Он держался замкнуто и сухо, а с учительницей только здоровался, когда сходились к столу.
— Даром денег платить никто не станет, — повел речь хозяин, — найми работника: что ж, положишь его, высыпайся, мол? Давеча гляжу, девочки через веревочку прыгают наместо того, чтоб заниматься...
— Перерыв был, — пунцово краснея и глотая суп, со слезами, чуть слышно, сказала учительница.
— Перерыв!.. Знаем мы эти перерывы. Ежели да такие перерывы у рабочих, так в трубу вылетишь. А то затянется в кирсет, виляет задом, направо, налево, — и за это денежки гладит...
— Не сметь оскорблять! — вскочил репетитор и ударил кулаком по столу, так что посуда вся запрыгала, жалобно зазвенев.
Хозяин опешил. Все затаились.
— А ты... ты с которой стороны ей родня?
— Молчать, или я башку размозжу... Она моя невеста!
— Ну, ну... уж и осерчал... Так бы и сказали... Чего тут...
Через три дня они повенчались, через месяц разошлись, раздражаясь друг другом...
— Сергуня, — говорит старик, — я там распорядился в конторе, чтобы выписали книг тебе. Вот Александр Аркадьевич сказал, что нужно. — И подозрительно смотрит на подающую горничную с полудетскими робкими глазами и черными крылышками на голове, придающими ей прелесть беспомощности. Старик держит ее на случай, если понадобится женщина Сергею, и ревнует к репетитору.
— Да, я дал список, — снисходительно отзывается репетитор.
Репетитор писал здесь кандидатское сочинение, и все, что кругом, было мелко, ничтожно, как обстановка на почтовой станции, где застрял, и надо ехать дальше.
Старик осторожно, почти робко смотрит на Сергея, чувствуя, что у него — другие интересы, другие мысли, и тем значительнее, что это интересы и мысли Сережи.

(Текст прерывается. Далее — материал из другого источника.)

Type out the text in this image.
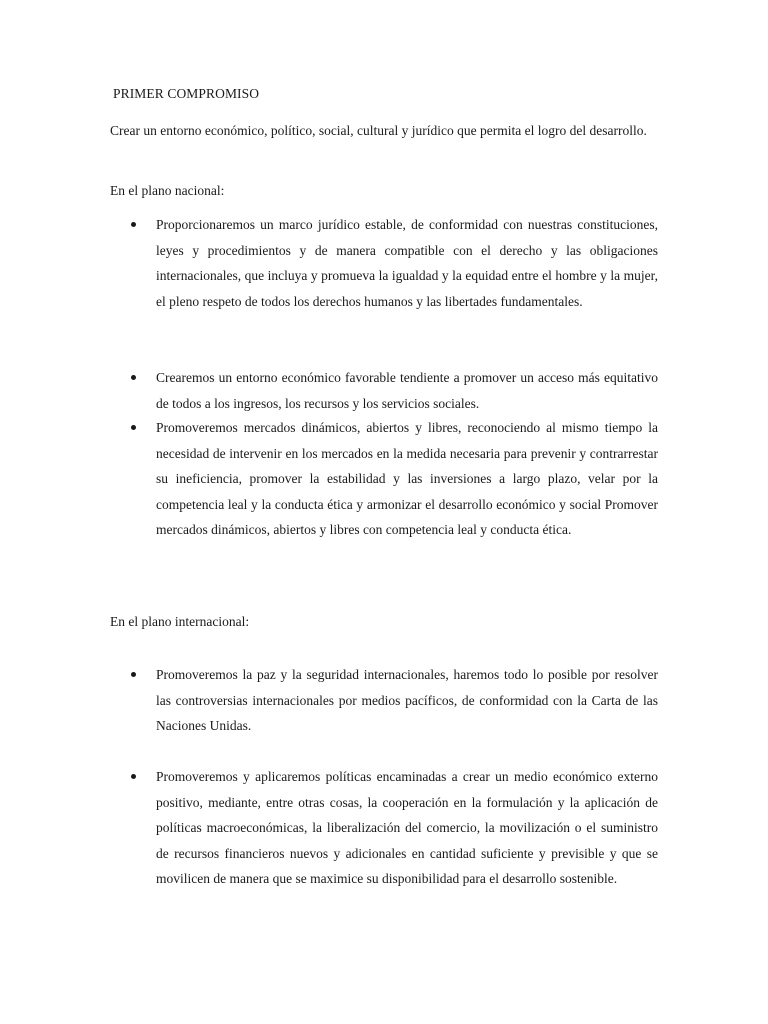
PRIMER COMPROMISO
Crear un entorno económico, político, social, cultural y jurídico que permita el logro del desarrollo.
En el plano nacional:
Proporcionaremos un marco jurídico estable, de conformidad con nuestras constituciones, leyes y procedimientos y de manera compatible con el derecho y las obligaciones internacionales, que incluya y promueva la igualdad y la equidad entre el hombre y la mujer, el pleno respeto de todos los derechos humanos y las libertades fundamentales.
Crearemos un entorno económico favorable tendiente a promover un acceso más equitativo de todos a los ingresos, los recursos y los servicios sociales.
Promoveremos mercados dinámicos, abiertos y libres, reconociendo al mismo tiempo la necesidad de intervenir en los mercados en la medida necesaria para prevenir y contrarrestar su ineficiencia, promover la estabilidad y las inversiones a largo plazo, velar por la competencia leal y la conducta ética y armonizar el desarrollo económico y social Promover mercados dinámicos, abiertos y libres con competencia leal y conducta ética.
En el plano internacional:
Promoveremos la paz y la seguridad internacionales, haremos todo lo posible por resolver las controversias internacionales por medios pacíficos, de conformidad con la Carta de las Naciones Unidas.
Promoveremos y aplicaremos políticas encaminadas a crear un medio económico externo positivo, mediante, entre otras cosas, la cooperación en la formulación y la aplicación de políticas macroeconómicas, la liberalización del comercio, la movilización o el suministro de recursos financieros nuevos y adicionales en cantidad suficiente y previsible y que se movilicen de manera que se maximice su disponibilidad para el desarrollo sostenible.
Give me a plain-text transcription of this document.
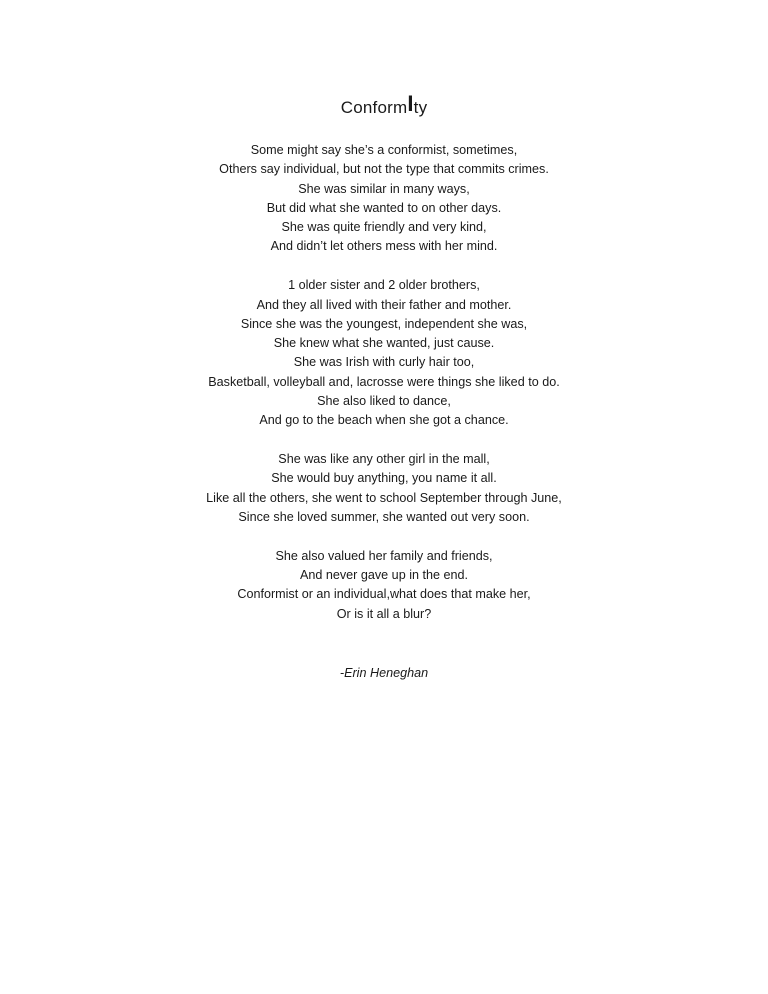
ConformIty
Some might say she’s a conformist, sometimes,
Others say individual, but not the type that commits crimes.
She was similar in many ways,
But did what she wanted to on other days.
She was quite friendly and very kind,
And didn’t let others mess with her mind.
1 older sister and 2 older brothers,
And they all lived with their father and mother.
Since she was the youngest, independent she was,
She knew what she wanted, just cause.
She was Irish with curly hair too,
Basketball, volleyball and, lacrosse were things she liked to do.
She also liked to dance,
And go to the beach when she got a chance.
She was like any other girl in the mall,
She would buy anything, you name it all.
Like all the others, she went to school September through June,
Since she loved summer, she wanted out very soon.
She also valued her family and friends,
And never gave up in the end.
Conformist or an individual,what does that make her,
Or is it all a blur?
-Erin Heneghan
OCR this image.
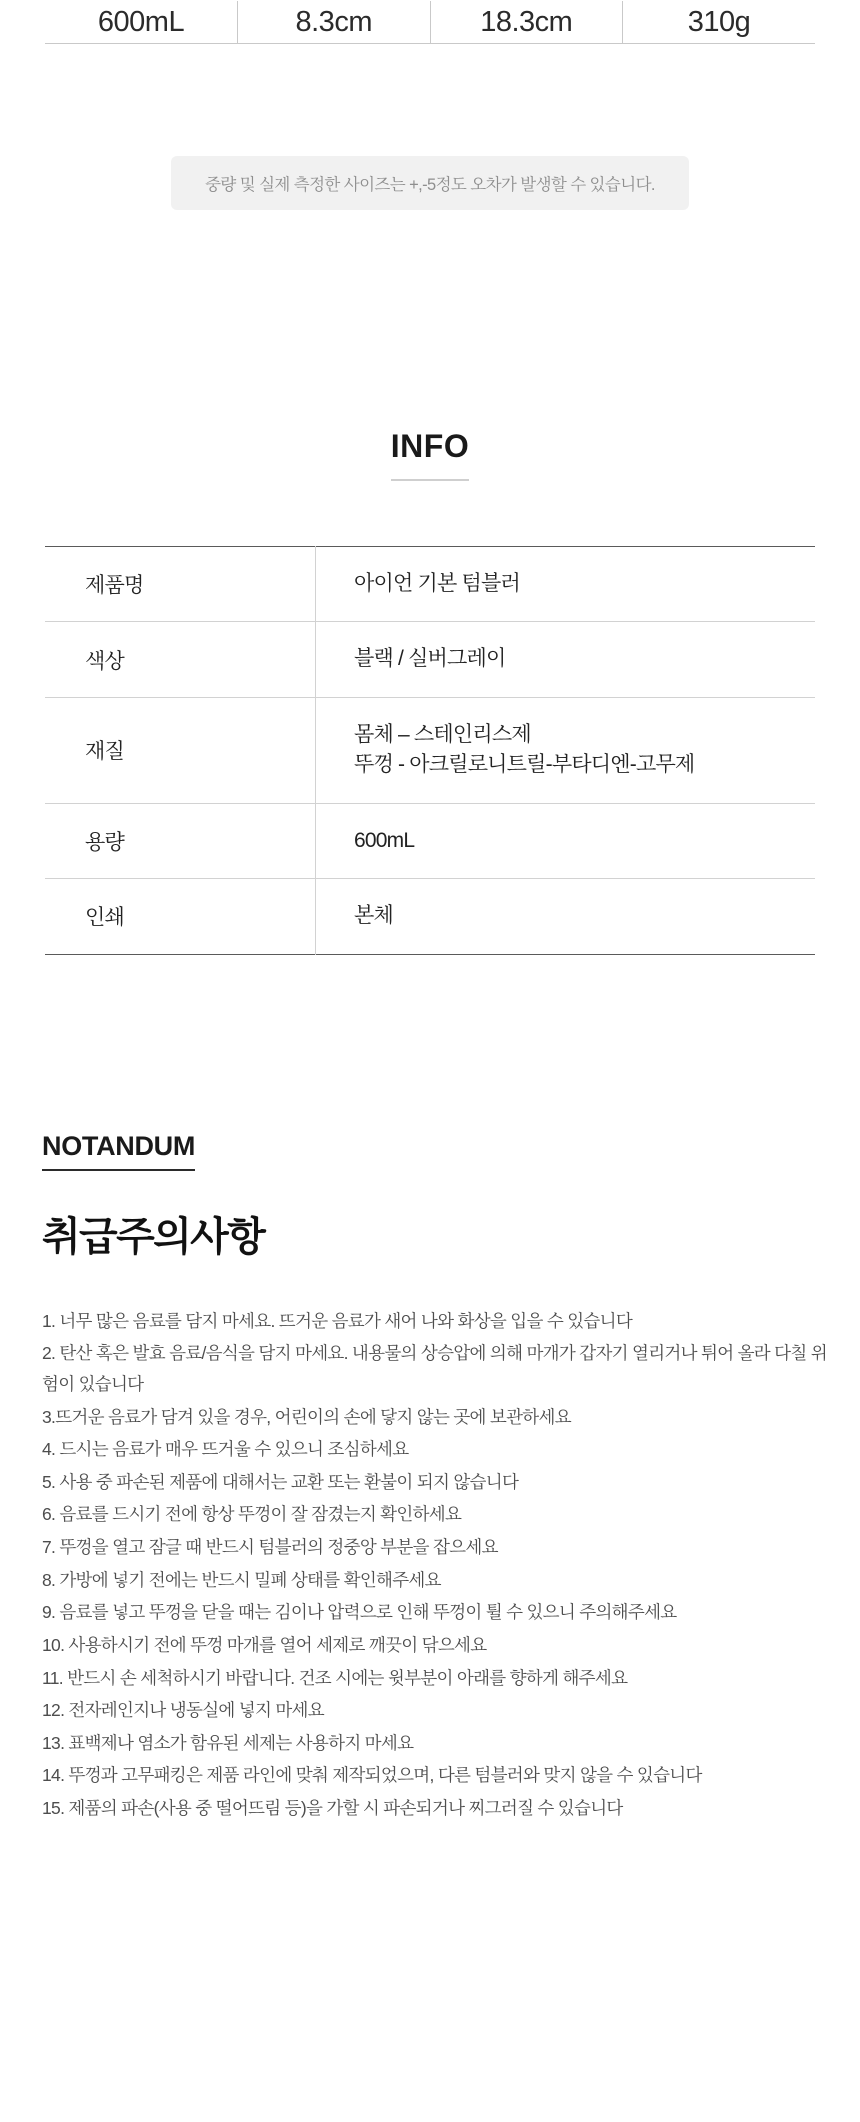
600mL	8.3cm	18.3cm	310g
중량 및 실제 측정한 사이즈는 +,-5정도 오차가 발생할 수 있습니다.
INFO
제품명	아이언 기본 텀블러
색상	블랙 / 실버그레이
재질	몸체 – 스테인리스제
뚜껑 - 아크릴로니트릴-부타디엔-고무제

용량	600mL
인쇄	본체
NOTANDUM
취급주의사항
1. 너무 많은 음료를 담지 마세요. 뜨거운 음료가 새어 나와 화상을 입을 수 있습니다
2. 탄산 혹은 발효 음료/음식을 담지 마세요. 내용물의 상승압에 의해 마개가 갑자기 열리거나 튀어 올라 다칠 위험이 있습니다
3.뜨거운 음료가 담겨 있을 경우, 어린이의 손에 닿지 않는 곳에 보관하세요
4. 드시는 음료가 매우 뜨거울 수 있으니 조심하세요
5. 사용 중 파손된 제품에 대해서는 교환 또는 환불이 되지 않습니다
6. 음료를 드시기 전에 항상 뚜껑이 잘 잠겼는지 확인하세요
7. 뚜껑을 열고 잠글 때 반드시 텀블러의 정중앙 부분을 잡으세요
8. 가방에 넣기 전에는 반드시 밀폐 상태를 확인해주세요
9. 음료를 넣고 뚜껑을 닫을 때는 김이나 압력으로 인해 뚜껑이 튈 수 있으니 주의해주세요
10. 사용하시기 전에 뚜껑 마개를 열어 세제로 깨끗이 닦으세요
11. 반드시 손 세척하시기 바랍니다. 건조 시에는 윗부분이 아래를 향하게 해주세요
12. 전자레인지나 냉동실에 넣지 마세요
13. 표백제나 염소가 함유된 세제는 사용하지 마세요
14. 뚜껑과 고무패킹은 제품 라인에 맞춰 제작되었으며, 다른 텀블러와 맞지 않을 수 있습니다
15. 제품의 파손(사용 중 떨어뜨림 등)을 가할 시 파손되거나 찌그러질 수 있습니다
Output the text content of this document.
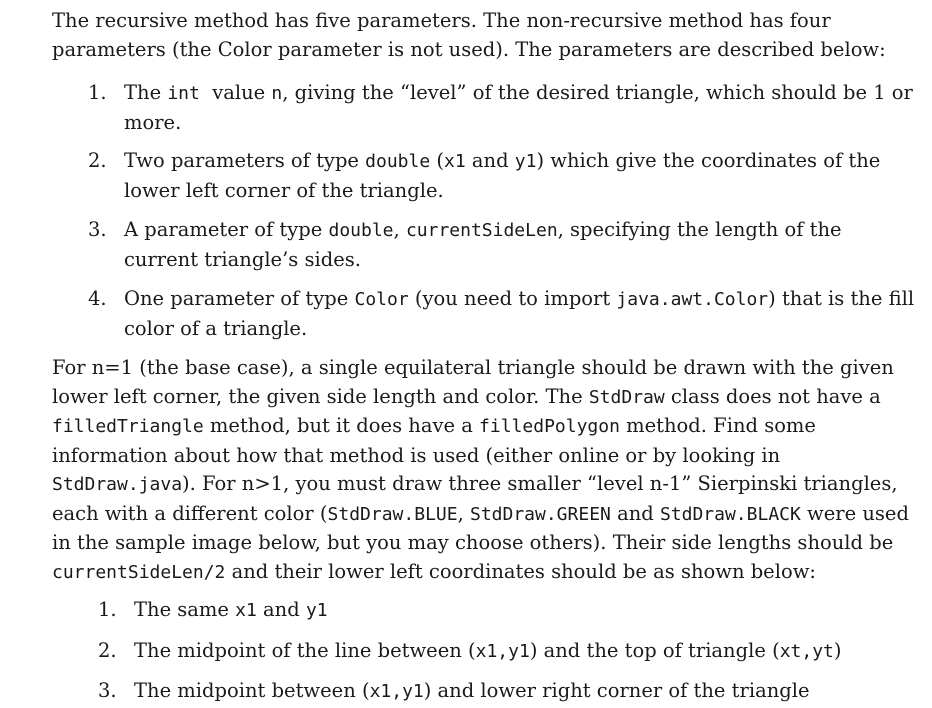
The recursive method has five parameters. The non-recursive method has four parameters (the Color parameter is not used). The parameters are described below:

1. The int  value n, giving the “level” of the desired triangle, which should be 1 or more.
2. Two parameters of type double (x1 and y1) which give the coordinates of the lower left corner of the triangle.
3. A parameter of type double, currentSideLen, specifying the length of the current triangle’s sides.
4. One parameter of type Color (you need to import java.awt.Color) that is the fill color of a triangle.

For n=1 (the base case), a single equilateral triangle should be drawn with the given lower left corner, the given side length and color. The StdDraw class does not have a filledTriangle method, but it does have a filledPolygon method. Find some information about how that method is used (either online or by looking in StdDraw.java). For n>1, you must draw three smaller “level n-1” Sierpinski triangles, each with a different color (StdDraw.BLUE, StdDraw.GREEN and StdDraw.BLACK were used in the sample image below, but you may choose others). Their side lengths should be currentSideLen/2 and their lower left coordinates should be as shown below:

1. The same x1 and y1
2. The midpoint of the line between (x1,y1) and the top of triangle (xt,yt)
3. The midpoint between (x1,y1) and lower right corner of the triangle
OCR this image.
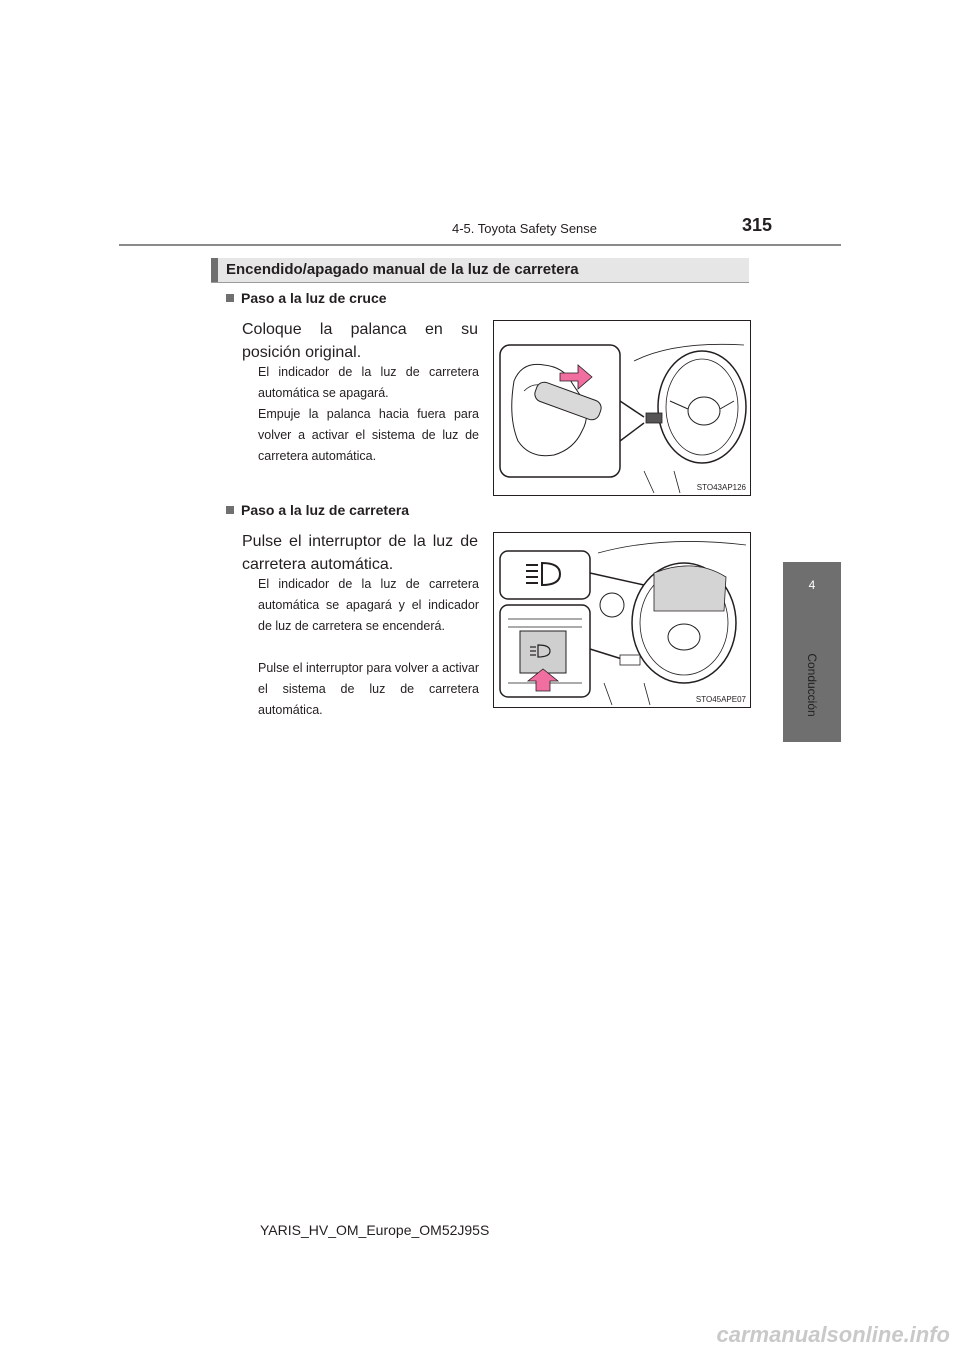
4-5. Toyota Safety Sense	315
4
Conducción
Encendido/apagado manual de la luz de carretera
Paso a la luz de cruce
Coloque la palanca en su posición original.
El indicador de la luz de carretera automática se apagará.
Empuje la palanca hacia fuera para volver a activar el sistema de luz de carretera automática.
STO43AP126
Paso a la luz de carretera
Pulse el interruptor de la luz de carretera automática.
El indicador de la luz de carretera automática se apagará y el indicador de luz de carretera se encenderá.
Pulse el interruptor para volver a activar el sistema de luz de carretera automática.
STO45APE07
YARIS_HV_OM_Europe_OM52J95S
carmanualsonline.info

И он старается войти в них и говорит:
— Вот вы надысь объясняли: дескать, Карла Маркс рабочих вызволяет. А по-моему, так: хорошо, рабочий, он при своем месте, хозяин при своем. Стало быть, оно так и должно быть. Я не говорю, как оно будет, может, оно все перевернется, и по Карлову выйдет, не говорю, а что касается настоящего, так тут хаять нечего. Это все одно, хаять дожж, когда туча пришла. Туча пришла, дожж будет, а без тучи дожжа не будет, хочь лопни. Так оно и понимать надо.
— Человеку бог дал ноги, а мы с вами по железной дороге ездим, — небрежно роняет учитель, — нет дождя, стреляют в небо — дождь идет. — И, зевая, добавляет: — Так-то-с. Не нашего ума с вами дело, Захар Касьяныч.
Сережа глядит на обоих все теми же круглыми внимательно любопытными глазами. Ему все хочется понять, чего они вслух не говорят, заглянуть по ту сторону слов, и эта напряженность ожидания отделяет его от них.